Version

    15. Import Wrangler mapping

    In some cases it is very useful to allow Wrangler users to define data transformations that are then used in more complex projects created in the Designer. A common use case for this is data ingestion where you need to read many different data types (often provided by customers in inconsistent formats) and transform incoming data to a common format (e.g., a data warehouse table). In such cases, it is advantageous for the business analysts to be able to easily create their transformations without having to understand CloverDX Designer and the complexities of building a subgraph that reads and transforms data into the specific format.

    To facilitate this use case, it is possible to export any job from CloverDX Wrangler and then import that job as a subgraph that can be used in CloverDX Designer when building more complex data processes. To see how to export your jobs from Wrangler, read more in Wrangler documentation.

    Before exporting a job, make sure that there are no transformation issues (e.g., required target mapping is missing or there is an invalid step in the job). Jobs with errors can be exported from Wrangler (so that they can be copied to a different Wrangler instance) but such jobs cannot be imported in the Designer.

    Once you have exported your Wrangler job(s), you can import them into CloverDX project via Import CloverDX Wrangler Mappings from Archive wizard available in the Import context menu for your CloverDX project.

    To import a job, follow these steps:

    1. Open the Import CloverDX Wrangler Mappings from Archive wizard from the project’s context menu:

      import wrangler mapping
    2. Use the Browse button to select the exported job zip file(s). You can select multiple files at once for bulk import of multiple mappings. By default, the jobs will be imported into the subgraphs folder, but you can select any other folder in the project if desired.

      import wrangler mapping select folder
    3. The subgraph(s) will be imported into the directory you selected.

      import wrangler mapping imported subgraph

    The subgraphs imported in this way will always define one input port and two output ports like this:

    • The input port serves as data input for the transformation. This port is required (i.e., it has to be connected). It propagates metadata that matches the structure of the data coming from the data source in its originating Wrangler job.

    • The first output port is "valid data output" - it auto-propagates metadata that corresponds to the output of the Wrangler job. This port is required (i.e., it has to be connected).

    • The second output port is "rejected records output". It auto-propagates metadata corresponding to the reject file structure in the original Wrangler job. This port is optional and it will discard records if not connected. The metadata on this port will always contain 4 fields that provide information about the rejected record followed by the "data" fields that correspond to the first output port.

    import wrangler mapping usage example
    Figure 126. Example usage of a subgraph imported from a Wrangle job export.

    Reject metadata

    The metadata on the reject port will always contain the following four fields:

    • list[string] errorMessage is a list of error messages (one message in each list element) for the given rejected row.

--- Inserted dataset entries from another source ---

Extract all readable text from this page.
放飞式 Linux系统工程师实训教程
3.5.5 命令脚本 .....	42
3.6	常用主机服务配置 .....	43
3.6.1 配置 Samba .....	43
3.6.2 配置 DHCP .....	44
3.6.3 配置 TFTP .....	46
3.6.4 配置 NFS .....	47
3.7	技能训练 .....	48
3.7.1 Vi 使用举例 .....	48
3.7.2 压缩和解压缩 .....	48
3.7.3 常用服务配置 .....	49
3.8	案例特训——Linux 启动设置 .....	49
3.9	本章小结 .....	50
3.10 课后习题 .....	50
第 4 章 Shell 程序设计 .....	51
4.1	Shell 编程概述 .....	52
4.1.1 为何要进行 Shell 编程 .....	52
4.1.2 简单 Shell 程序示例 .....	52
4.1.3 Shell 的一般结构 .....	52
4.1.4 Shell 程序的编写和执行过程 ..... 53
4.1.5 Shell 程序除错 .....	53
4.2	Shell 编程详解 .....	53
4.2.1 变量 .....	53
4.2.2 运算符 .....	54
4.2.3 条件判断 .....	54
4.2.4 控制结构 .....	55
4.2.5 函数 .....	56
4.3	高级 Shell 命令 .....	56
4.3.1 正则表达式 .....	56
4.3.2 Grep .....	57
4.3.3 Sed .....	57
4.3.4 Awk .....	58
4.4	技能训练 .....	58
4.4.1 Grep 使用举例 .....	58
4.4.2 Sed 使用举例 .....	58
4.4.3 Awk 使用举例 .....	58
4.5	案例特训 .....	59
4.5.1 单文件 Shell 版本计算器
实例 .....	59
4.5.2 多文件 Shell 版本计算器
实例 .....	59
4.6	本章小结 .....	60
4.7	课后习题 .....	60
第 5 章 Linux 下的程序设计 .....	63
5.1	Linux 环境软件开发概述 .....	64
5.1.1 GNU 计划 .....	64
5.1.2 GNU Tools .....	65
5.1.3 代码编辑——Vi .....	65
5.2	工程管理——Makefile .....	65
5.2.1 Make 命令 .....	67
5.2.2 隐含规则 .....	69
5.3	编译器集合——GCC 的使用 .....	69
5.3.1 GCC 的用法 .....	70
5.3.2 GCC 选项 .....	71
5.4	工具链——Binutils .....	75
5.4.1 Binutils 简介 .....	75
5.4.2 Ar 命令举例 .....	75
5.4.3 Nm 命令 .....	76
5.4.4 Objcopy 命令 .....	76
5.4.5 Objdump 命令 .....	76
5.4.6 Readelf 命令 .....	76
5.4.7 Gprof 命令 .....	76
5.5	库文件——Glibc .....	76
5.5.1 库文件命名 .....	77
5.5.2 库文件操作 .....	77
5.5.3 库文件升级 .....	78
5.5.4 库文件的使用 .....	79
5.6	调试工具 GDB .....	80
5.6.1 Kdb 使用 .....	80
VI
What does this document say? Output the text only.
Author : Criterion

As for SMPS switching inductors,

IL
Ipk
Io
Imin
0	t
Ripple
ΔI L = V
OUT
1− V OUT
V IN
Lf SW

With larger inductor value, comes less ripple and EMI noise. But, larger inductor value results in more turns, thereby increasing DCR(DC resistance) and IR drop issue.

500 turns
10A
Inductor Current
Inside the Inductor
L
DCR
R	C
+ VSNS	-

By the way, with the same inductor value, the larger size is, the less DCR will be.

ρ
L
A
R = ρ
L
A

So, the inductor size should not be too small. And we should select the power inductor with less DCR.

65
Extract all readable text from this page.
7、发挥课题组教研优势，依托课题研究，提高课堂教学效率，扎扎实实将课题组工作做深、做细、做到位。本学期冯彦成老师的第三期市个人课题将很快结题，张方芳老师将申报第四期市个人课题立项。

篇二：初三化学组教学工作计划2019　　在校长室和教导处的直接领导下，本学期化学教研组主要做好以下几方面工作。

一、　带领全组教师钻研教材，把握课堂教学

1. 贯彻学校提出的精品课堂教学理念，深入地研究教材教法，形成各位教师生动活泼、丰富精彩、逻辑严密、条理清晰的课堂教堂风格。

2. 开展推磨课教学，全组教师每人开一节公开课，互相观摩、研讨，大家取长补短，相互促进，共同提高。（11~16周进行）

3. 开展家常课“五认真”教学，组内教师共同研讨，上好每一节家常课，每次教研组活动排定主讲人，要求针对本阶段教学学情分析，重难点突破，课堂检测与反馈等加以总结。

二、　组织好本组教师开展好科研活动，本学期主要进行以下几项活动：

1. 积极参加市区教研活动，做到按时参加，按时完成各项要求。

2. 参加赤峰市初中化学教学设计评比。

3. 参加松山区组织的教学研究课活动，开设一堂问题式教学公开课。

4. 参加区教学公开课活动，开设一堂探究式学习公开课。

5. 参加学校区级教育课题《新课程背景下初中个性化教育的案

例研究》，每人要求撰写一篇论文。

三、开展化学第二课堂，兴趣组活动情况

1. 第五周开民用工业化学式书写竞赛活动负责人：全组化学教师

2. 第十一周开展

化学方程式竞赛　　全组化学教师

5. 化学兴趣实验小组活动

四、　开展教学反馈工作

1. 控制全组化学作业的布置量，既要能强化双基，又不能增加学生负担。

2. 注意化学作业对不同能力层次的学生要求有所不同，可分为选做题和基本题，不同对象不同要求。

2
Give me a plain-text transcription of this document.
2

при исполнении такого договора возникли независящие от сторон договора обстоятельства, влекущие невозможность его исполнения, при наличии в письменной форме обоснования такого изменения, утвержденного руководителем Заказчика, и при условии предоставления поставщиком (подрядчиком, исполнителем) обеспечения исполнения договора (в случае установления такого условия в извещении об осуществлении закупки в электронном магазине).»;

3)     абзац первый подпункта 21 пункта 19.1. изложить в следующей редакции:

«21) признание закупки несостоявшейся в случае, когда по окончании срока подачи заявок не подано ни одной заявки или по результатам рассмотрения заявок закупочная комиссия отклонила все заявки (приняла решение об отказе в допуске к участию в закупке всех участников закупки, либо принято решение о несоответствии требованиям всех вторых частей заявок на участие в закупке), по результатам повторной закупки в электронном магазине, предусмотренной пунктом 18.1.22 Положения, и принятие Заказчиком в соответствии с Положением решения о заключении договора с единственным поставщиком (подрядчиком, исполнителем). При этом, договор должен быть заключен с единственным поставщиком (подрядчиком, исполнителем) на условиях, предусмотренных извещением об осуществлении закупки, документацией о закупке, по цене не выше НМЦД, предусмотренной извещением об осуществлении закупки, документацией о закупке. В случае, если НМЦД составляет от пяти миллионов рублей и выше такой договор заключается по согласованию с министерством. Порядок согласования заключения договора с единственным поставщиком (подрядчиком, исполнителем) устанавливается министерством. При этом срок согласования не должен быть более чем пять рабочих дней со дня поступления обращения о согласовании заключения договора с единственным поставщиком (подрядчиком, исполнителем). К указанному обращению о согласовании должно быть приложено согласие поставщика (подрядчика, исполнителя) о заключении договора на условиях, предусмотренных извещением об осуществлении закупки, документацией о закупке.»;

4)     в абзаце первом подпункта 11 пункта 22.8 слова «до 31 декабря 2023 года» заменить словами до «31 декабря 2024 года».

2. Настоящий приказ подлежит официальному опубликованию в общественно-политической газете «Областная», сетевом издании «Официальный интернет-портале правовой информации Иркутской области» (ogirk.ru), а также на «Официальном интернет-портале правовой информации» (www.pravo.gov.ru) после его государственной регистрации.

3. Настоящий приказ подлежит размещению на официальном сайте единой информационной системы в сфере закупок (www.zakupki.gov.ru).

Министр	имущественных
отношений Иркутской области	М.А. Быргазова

    • list[string] errorColumn is a list of technical column names that correspond to error messages from the errorMessages list (i.e., the first error message corresponds to the first error column).

    • list[string] step is a list of step names for each error message. Each element corresponds to the step that raised the error for the rejected row. The format is always "Step <N>: <type>" where N is the index of the step (1, 2, etc.) and "<type>" is the type of the step (e.g., "Calculate formula", "Validate empty value", etc.).

    • long sourceRowNumber is the row number of the rejected row as read from the source. Row numbers do not have to be sorted but will be unique - each row number can only appear once since each rejected record carries all errors for the given row.

    import wrangler mapping reject metadata
    Figure 127. An example of reject port metadata. Notice the four pre-defined fields followed by several "data" fields.